An agreement reached over the weekend between Corinthian Colleges Inc. and the U.S. Department of Education is intended to ease the transition of 72,000 students at its for-profit Everest, Heald and WyoTech campuses as the company seeks buyers for those schools during a federal investigation of fraudulent practices.

More than a third of the company's students, about 27,000, attend school in the Bay Area and throughout California.

Many of them were alarmed last week after Corinthian - which gets $1.4 billion a year in federal student aid - told the Securities and Exchange Commission Thursday that it expected to go bankrupt and shut down because the Education Department is delaying payments by three weeks. The department said it was sanctioning Corinthian because the company hadn't provided all the documentation required in the investigation.

"The department put Corinthian on heightened financial monitoring with a 21-day waiting period for federal funds on June 12 after Corinthian failed to comply with repeated requests to address ongoing concerns over the company's practices, including falsifying job placement data used in marketing claims to prospective students and allegations of altered grades and attendance," said a statement released Monday by the Education Department.

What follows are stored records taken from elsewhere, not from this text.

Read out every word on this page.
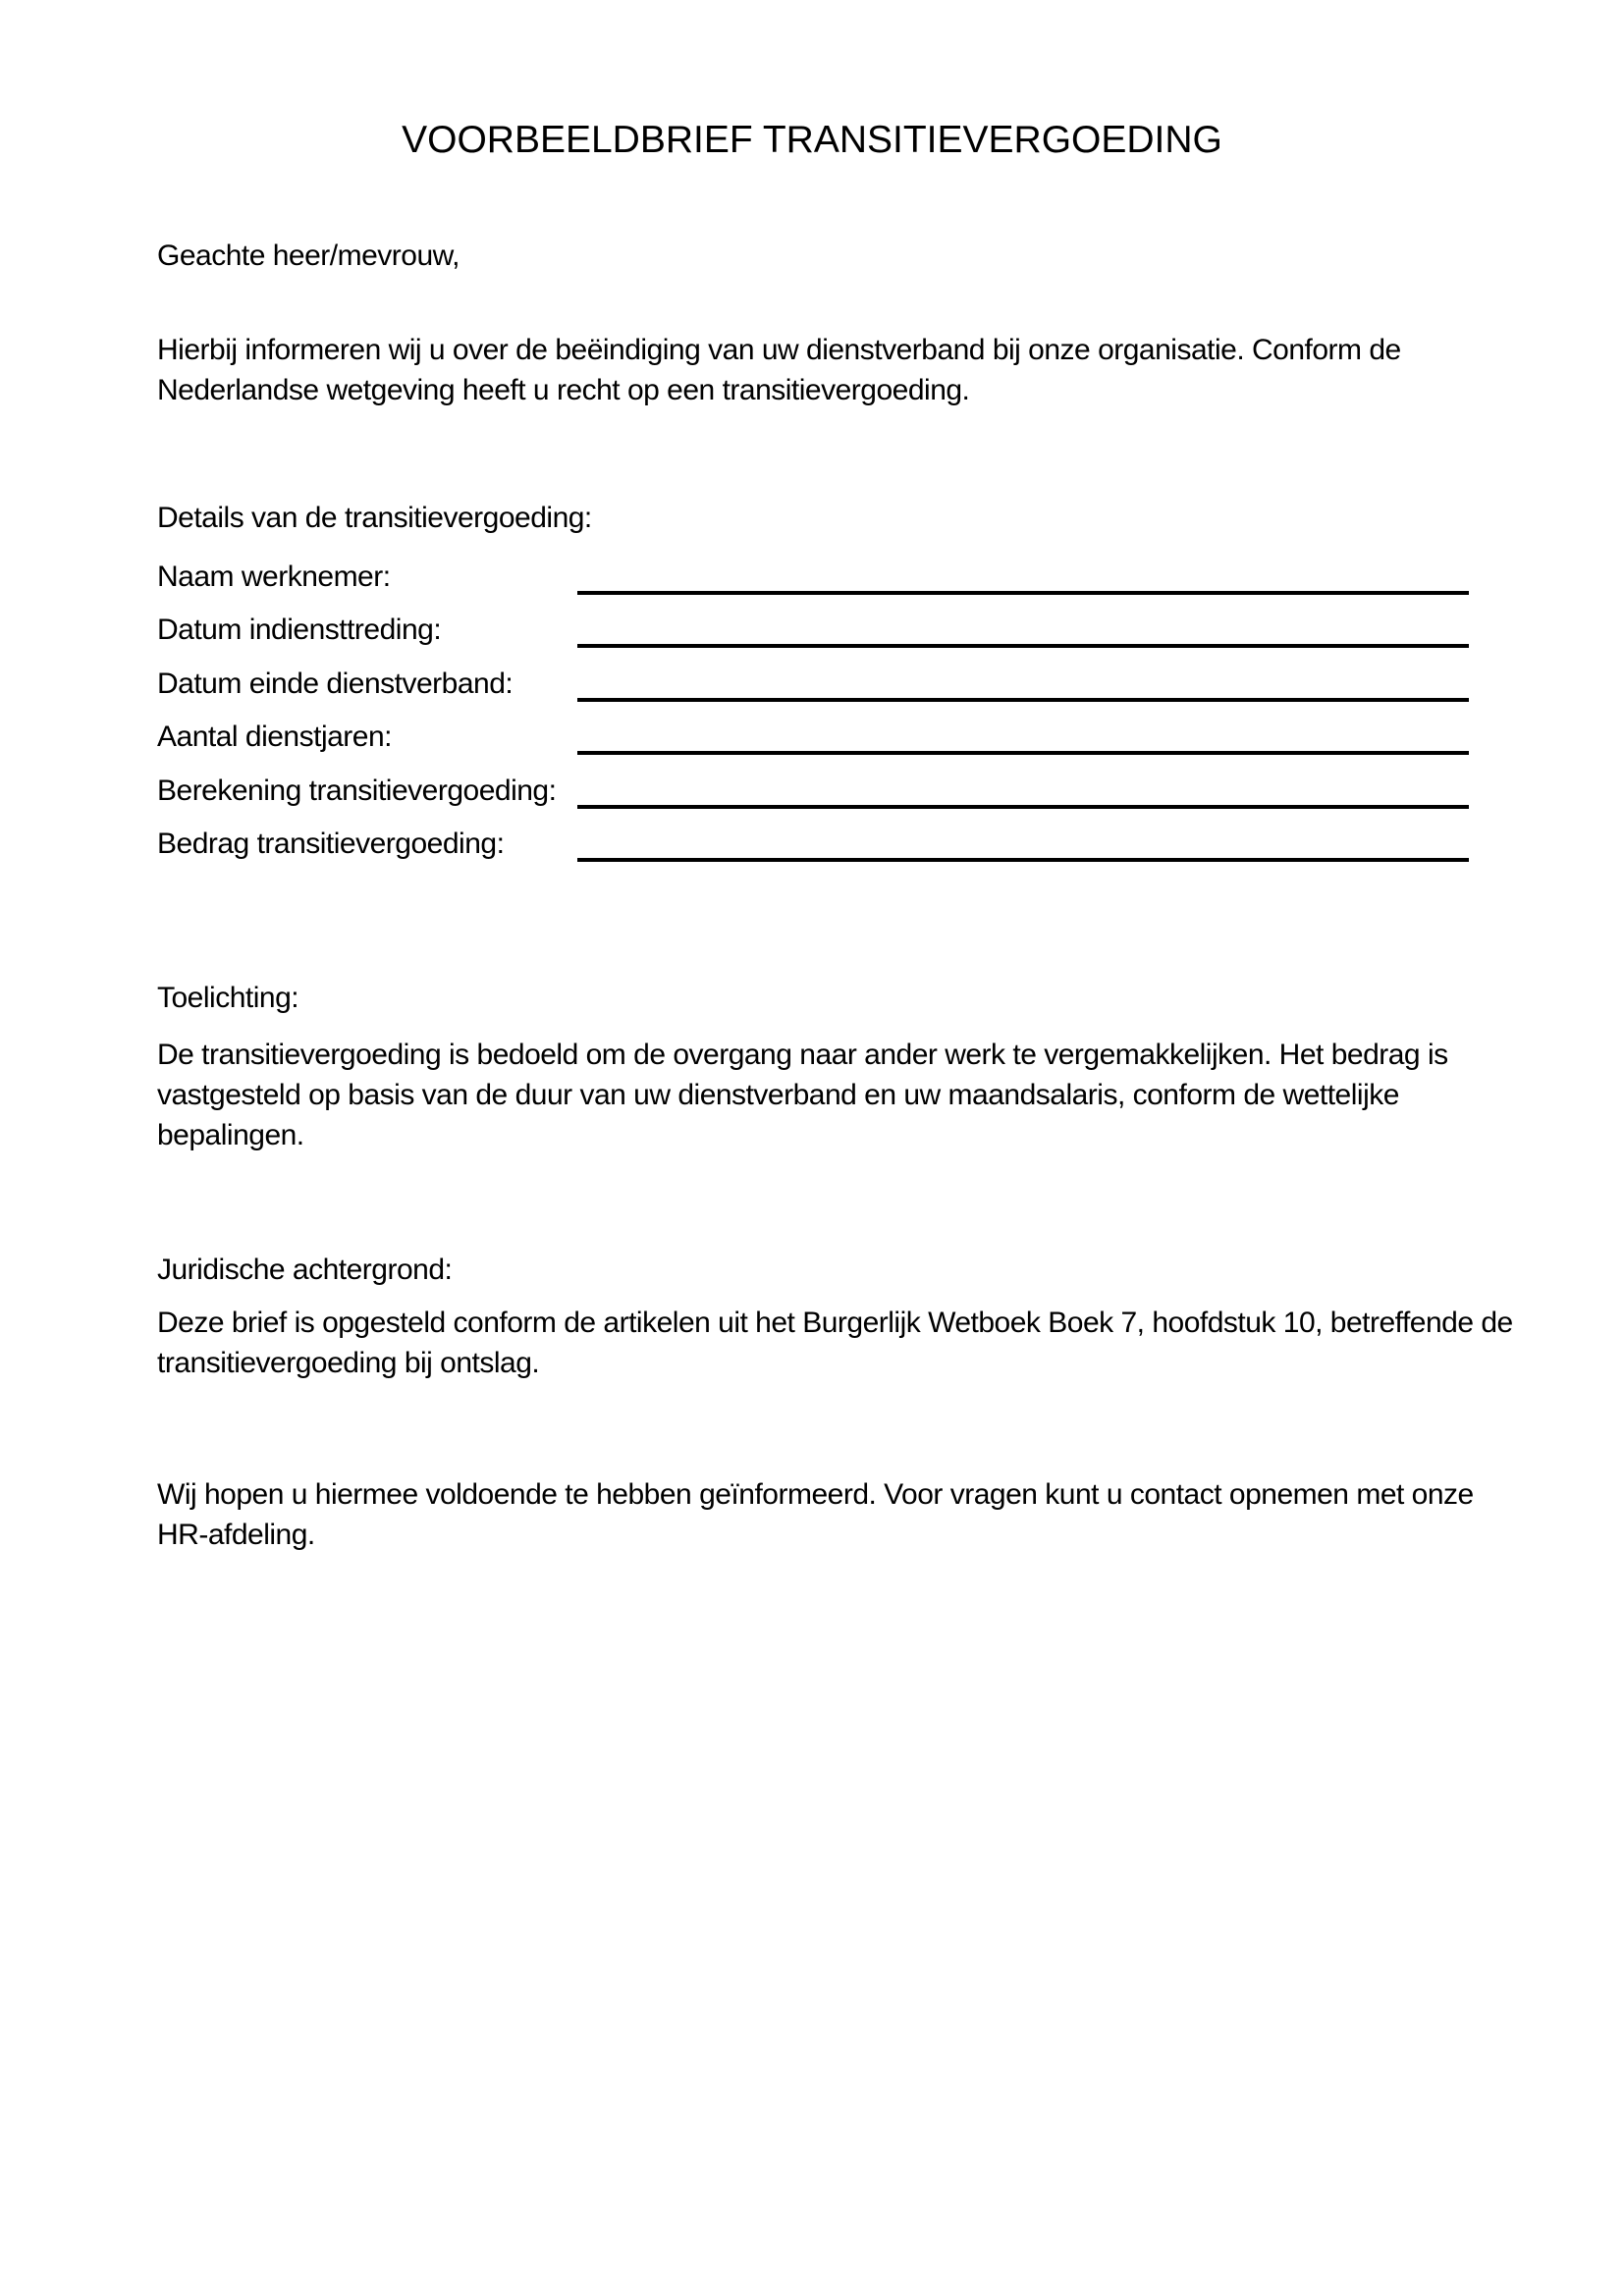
VOORBEELDBRIEF TRANSITIEVERGOEDING
Geachte heer/mevrouw,
Hierbij informeren wij u over de beëindiging van uw dienstverband bij onze organisatie. Conform de
Nederlandse wetgeving heeft u recht op een transitievergoeding.
Details van de transitievergoeding:
Naam werknemer:
Datum indiensttreding:
Datum einde dienstverband:
Aantal dienstjaren:
Berekening transitievergoeding:
Bedrag transitievergoeding:
Toelichting:
De transitievergoeding is bedoeld om de overgang naar ander werk te vergemakkelijken. Het bedrag is
vastgesteld op basis van de duur van uw dienstverband en uw maandsalaris, conform de wettelijke
bepalingen.
Juridische achtergrond:
Deze brief is opgesteld conform de artikelen uit het Burgerlijk Wetboek Boek 7, hoofdstuk 10, betreffende de
transitievergoeding bij ontslag.
Wij hopen u hiermee voldoende te hebben geïnformeerd. Voor vragen kunt u contact opnemen met onze
HR-afdeling.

The career-training colleges won't immediately close under the new agreement, in which Corinthian will sell its 107 campuses and help students transition to other schools if necessary over the next six months. Under the agreement, the company will also hire a federally approved monitor to oversee its finances and sales process.

In return, the Education Department will immediately release $16 million in federal student aid for students if the company can prove they are enrolled.

U.S. Undersecretary of Education Ted Mitchell said Monday that the Education Department wants to "ensure that students are able to finish their education without interruption and that employees experience minimal disruption to their lives."

Corinthian has about 12,000 employees.

Kent Jenkins, a spokesman for Corinthian, said the company had believed it was complying with the data requests from the Education Department, issued in January.

"They asked us for a very substantial amount of information on 175,000 graduates - attendance records, grades and job-placement records," Jenkins said.

The company had 10 people working full time on the data request, Jenkins said. "We've provided a significant amount of information to them and kept them apprised of our progress."

The department, however, said it had sent five letters to Corinthian asking for information that was not forthcoming and on June 21 placed the company on its financial sanction.

The company then put 100 people on the data project and said Monday that it would have everything the department asked for by July 15.

"We regret the misunderstanding," Jenkins said. Nevertheless, the sale of the campuses is expected to proceed.

Jenkins declined to answer questions about the sale or the allegations against Corinthian.